Как бы то ни было, история наша замешана на фактах, почерпнутых из мемуаров, дневников и писем, дошедших из самого сердца эпохи, имя которой – Серебряный век.
Всё началось со столичной выставки изобразительного искусства. Именно тогда начали складываться обстоятельства, вызвавшие к жизни причудливый фантом поэтессы, в венах которой смешались французская и русская кровь. Если это и имело отношение к живописи, то весьма опосредованное. А вот к воображению и его способности непредсказуемо выходить из-под контроля – самое прямое.
– Сами посудите, господа! Должен ведь кто-то «объединить» одарённых художников! – воскликнул организатор выставки Сергей Константинович Маковский.
Он сделал картинный жест, обводя рукой просторное помещение. – Вот я и затеял всё это по просьбе друзей. И Вы знаете, мои усилия не прошли даром. На приглашение откликнулось около сорока художников из разных обществ! Здесь выставлено более шестисот произведений. Несколько из них Третьяковка, представьте себе, покупает уже сейчас, прямо с выставки.
Ах, как ему нравилась эта неповторимая атмосфера вернисажа, каким восторгом сияли его глаза, какой органичной была его мессианская поза! Он испытывал истинное удовольствие, вытаскивая на свет божий всё новые и новые шедевры, чувствуя себя при этом чуть ли не Аполлоном – покровителем искусств. Да и вся питерская богема видела в нём главного арбитра художественного вкуса. Красавец, эстет, аристократ, любимец женщин – он и впрямь напоминал эллинского бога. Недоставало разве что развевающегося хитона да лиры в руке.
– Обратите внимание: последние этюды Врубеля. А каковы дебютанты! Кандинский, Чюрлёнис, Петров-Водкин…
– Простите, как Вы сказали? – заинтересовался круглолицый господин лет тридцати – один из самых щедрых меценатов сегодняшнего действа. – Петров-Водкин? Гм… Занятная фамилия. Не слыхал. Нельзя ли взглянуть?

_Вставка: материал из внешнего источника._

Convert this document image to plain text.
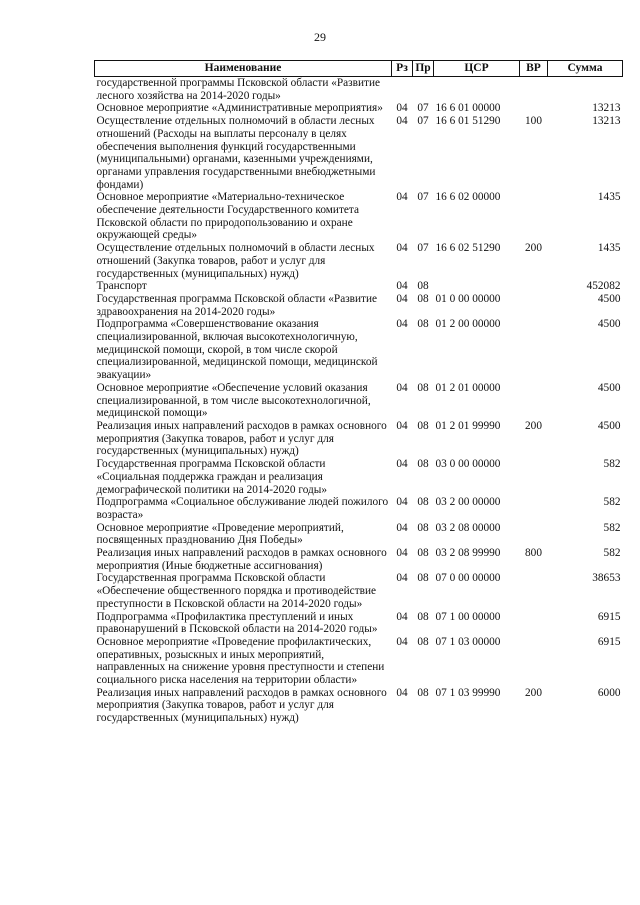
29
Наименование	Рз	Пр	ЦСР	ВР	Сумма
государственной программы Псковской области «Развитие лесного хозяйства на 2014-2020 годы»					
Основное мероприятие «Административные мероприятия»	04	07	16 6 01 00000		13213
Осуществление отдельных полномочий в области лесных отношений (Расходы на выплаты персоналу в целях обеспечения выполнения функций государственными (муниципальными) органами, казенными учреждениями, органами управления государственными внебюджетными фондами)	04	07	16 6 01 51290	100	13213
Основное мероприятие «Материально-техническое обеспечение деятельности Государственного комитета Псковской области по природопользованию и охране окружающей среды»	04	07	16 6 02 00000		1435
Осуществление отдельных полномочий в области лесных отношений (Закупка товаров, работ и услуг для государственных (муниципальных) нужд)	04	07	16 6 02 51290	200	1435
Транспорт	04	08			452082
Государственная программа Псковской области «Развитие здравоохранения на 2014-2020 годы»	04	08	01 0 00 00000		4500
Подпрограмма «Совершенствование оказания специализированной, включая высокотехнологичную, медицинской помощи, скорой, в том числе скорой специализированной, медицинской помощи, медицинской эвакуации»	04	08	01 2 00 00000		4500
Основное мероприятие «Обеспечение условий оказания специализированной, в том числе высокотехнологичной, медицинской помощи»	04	08	01 2 01 00000		4500
Реализация иных направлений расходов в рамках основного мероприятия (Закупка товаров, работ и услуг для государственных (муниципальных) нужд)	04	08	01 2 01 99990	200	4500
Государственная программа Псковской области «Социальная поддержка граждан и реализация демографической политики на 2014-2020 годы»	04	08	03 0 00 00000		582
Подпрограмма «Социальное обслуживание людей пожилого возраста»	04	08	03 2 00 00000		582
Основное мероприятие «Проведение мероприятий, посвященных празднованию Дня Победы»	04	08	03 2 08 00000		582
Реализация иных направлений расходов в рамках основного мероприятия (Иные бюджетные ассигнования)	04	08	03 2 08 99990	800	582
Государственная программа Псковской области «Обеспечение общественного порядка и противодействие преступности в Псковской области на 2014-2020 годы»	04	08	07 0 00 00000		38653
Подпрограмма «Профилактика преступлений и иных правонарушений в Псковской области на 2014-2020 годы»	04	08	07 1 00 00000		6915
Основное мероприятие «Проведение профилактических, оперативных, розыскных и иных мероприятий, направленных на снижение уровня преступности и степени социального риска населения на территории области»	04	08	07 1 03 00000		6915
Реализация иных направлений расходов в рамках основного мероприятия (Закупка товаров, работ и услуг для государственных (муниципальных) нужд)	04	08	07 1 03 99990	200	6000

– Конечно-конечно! – Сергей Константинович увлёк почетного посетителя за собой. Обходя небольшую группу молодых людей, остановившихся неподалёку, он замедлил шаг, прислушиваясь к разговору.

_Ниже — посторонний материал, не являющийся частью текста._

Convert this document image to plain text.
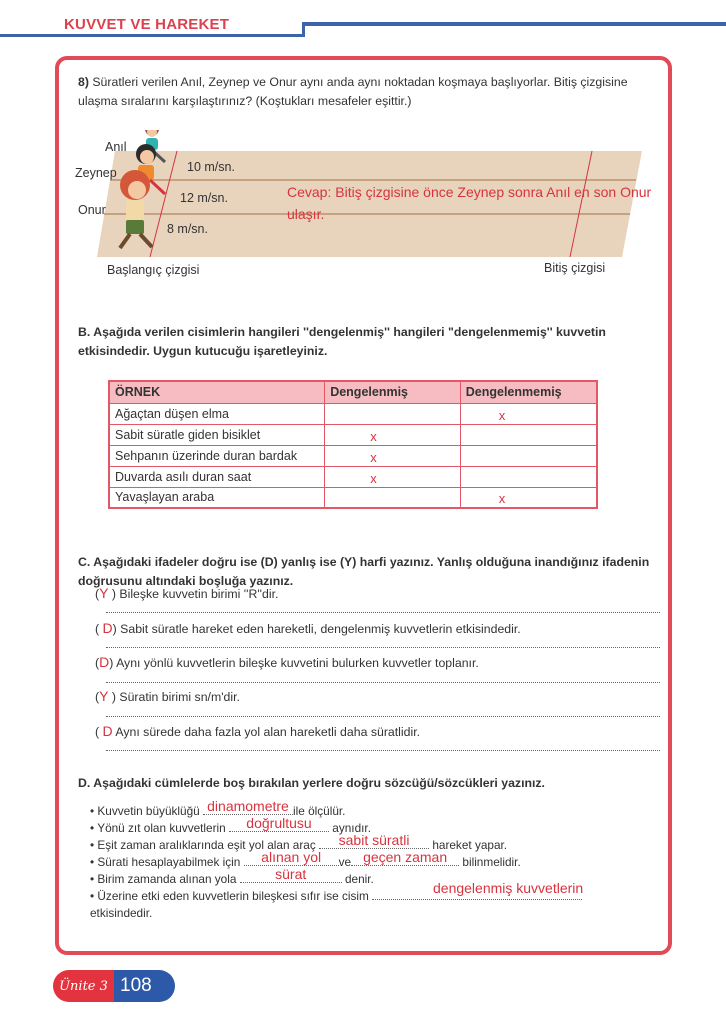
KUVVET VE HAREKET
8) Süratleri verilen Anıl, Zeynep ve Onur aynı anda aynı noktadan koşmaya başlıyorlar. Bitiş çizgisine ulaşma sıralarını karşılaştırınız? (Koştukları mesafeler eşittir.)
Anıl
Zeynep
Onur
10 m/sn.
12 m/sn.
8 m/sn.
Başlangıç çizgisi	Bitiş çizgisi
Cevap: Bitiş çizgisine önce Zeynep sonra Anıl en son Onur ulaşır.
B. Aşağıda verilen cisimlerin hangileri ''dengelenmiş'' hangileri "dengelenmemiş'' kuvvetin etkisindedir. Uygun kutucuğu işaretleyiniz.
ÖRNEK	Dengelenmiş	Dengelenmemiş
Ağaçtan düşen elma		x
Sabit süratle giden bisiklet	x	
Sehpanın üzerinde duran bardak	x	
Duvarda asılı duran saat	x	
Yavaşlayan araba		x
C. Aşağıdaki ifadeler doğru ise (D) yanlış ise (Y) harfi yazınız. Yanlış olduğuna inandığınız ifadenin doğrusunu altındaki boşluğa yazınız.
(Y ) Bileşke kuvvetin birimi ''R''dir.
( D) Sabit süratle hareket eden hareketli, dengelenmiş kuvvetlerin etkisindedir.
(D) Aynı yönlü kuvvetlerin bileşke kuvvetini bulurken kuvvetler toplanır.
(Y ) Süratin birimi sn/m'dir.
( D Aynı sürede daha fazla yol alan hareketli daha süratlidir.
D. Aşağıdaki cümlelerde boş bırakılan yerlere doğru sözcüğü/sözcükleri yazınız.
• Kuvvetin büyüklüğü dinamometre ile ölçülür.
• Yönü zıt olan kuvvetlerin	doğrultusu	aynıdır.
• Eşit zaman aralıklarında eşit yol alan araç	sabit süratli	hareket yapar.
• Sürati hesaplayabilmek için	alınan yol	ve geçen zaman	bilinmelidir.
• Birim zamanda alınan yola	sürat	denir.
• Üzerine etki eden kuvvetlerin bileşkesi sıfır ise cisim	dengelenmiş kuvvetlerin
etkisindedir.
Ünite 3 108
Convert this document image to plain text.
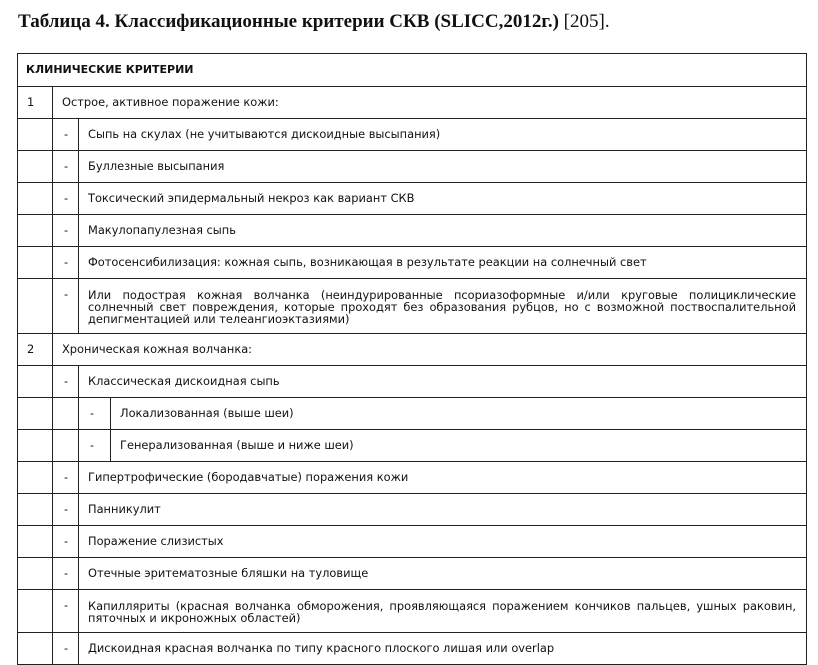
Таблица 4. Классификационные критерии СКВ (SLICC,2012г.) [205].
КЛИНИЧЕСКИЕ КРИТЕРИИ			
1	Острое, активное поражение кожи:		
	-	Сыпь на скулах (не учитываются дискоидные высыпания)	
	-	Буллезные высыпания	
	-	Токсический эпидермальный некроз как вариант СКВ	
	-	Макулопапулезная сыпь	
	-	Фотосенсибилизация: кожная сыпь, возникающая в результате реакции на солнечный свет	
	-	Или подострая кожная волчанка (неиндурированные псориазоформные и/или круговые полициклические солнечный свет повреждения, которые проходят без образования рубцов, но с возможной поствоспалительной депигментацией или телеангиоэктазиями)	
2	Хроническая кожная волчанка:		
	-	Классическая дискоидная сыпь	
		-	Локализованная (выше шеи)
		-	Генерализованная (выше и ниже шеи)
	-	Гипертрофические (бородавчатые) поражения кожи	
	-	Панникулит	
	-	Поражение слизистых	
	-	Отечные эритематозные бляшки на туловище	
	-	Капилляриты (красная волчанка обморожения, проявляющаяся поражением кончиков пальцев, ушных раковин, пяточных и икроножных областей)	
	-	Дискоидная красная волчанка по типу красного плоского лишая или overlap	
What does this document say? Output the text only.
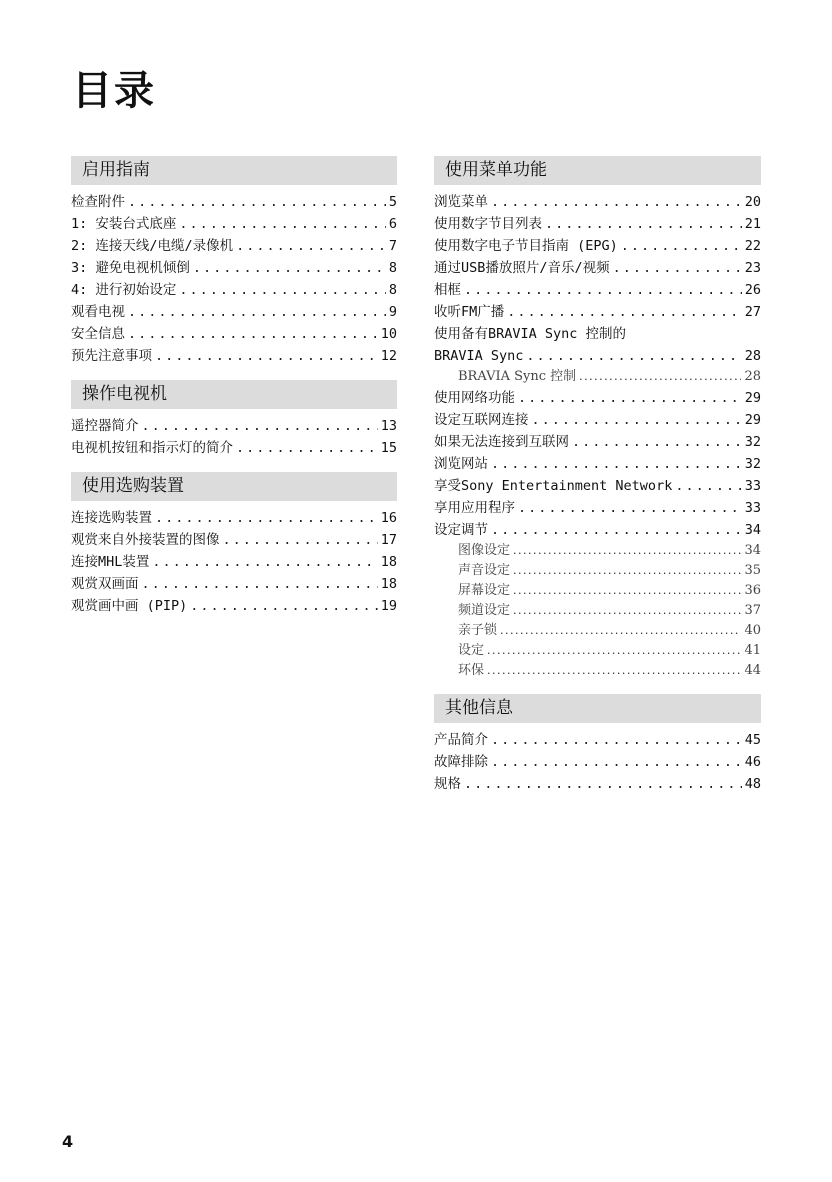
目录
启用指南
检查附件 .....	5
1: 安装台式底座 .....	6
2: 连接天线/电缆/录像机 .....	7
3: 避免电视机倾倒 .....	8
4: 进行初始设定 .....	8
观看电视 .....	9
安全信息 .....	10
预先注意事项 .....	12
操作电视机
遥控器简介 .....	13
电视机按钮和指示灯的简介 .....	15
使用选购装置
连接选购装置 .....	16
观赏来自外接装置的图像 .....	17
连接MHL装置 .....	18
观赏双画面 .....	18
观赏画中画 (PIP) .....	19
使用菜单功能
浏览菜单 .....	20
使用数字节目列表 .....	21
使用数字电子节目指南 (EPG) .....	22
通过USB播放照片/音乐/视频 .....	23
相框 .....	26
收听FM广播 .....	27
使用备有BRAVIA Sync 控制的
BRAVIA Sync .....	28
BRAVIA Sync 控制 .....	28
使用网络功能 .....	29
设定互联网连接 .....	29
如果无法连接到互联网 .....	32
浏览网站 .....	32
享受Sony Entertainment Network .....	33
享用应用程序 .....	33
设定调节 .....	34
图像设定 .....	34
声音设定 .....	35
屏幕设定 .....	36
频道设定 .....	37
亲子锁 .....	40
设定 .....	41
环保 .....	44
其他信息
产品简介 .....	45
故障排除 .....	46
规格 .....	48
4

– А это, пожалуй, слишком символично, – указывая на одно из полотен, произнёс худощавый блондин в университетском мундире.
– Что плохого в символизме, Николай? – пожал плечами его собеседник.
– Символизм себя исчерпал, – повторил молодой человек тоном, не терпящим возражений. – Посмотрите хоть на французов. Искусство требует новых форм!
– Нужно новое содержание, а форма приложится, – вступил в полемику невысокий брюнет в бархатном жилете и полосатых брюках.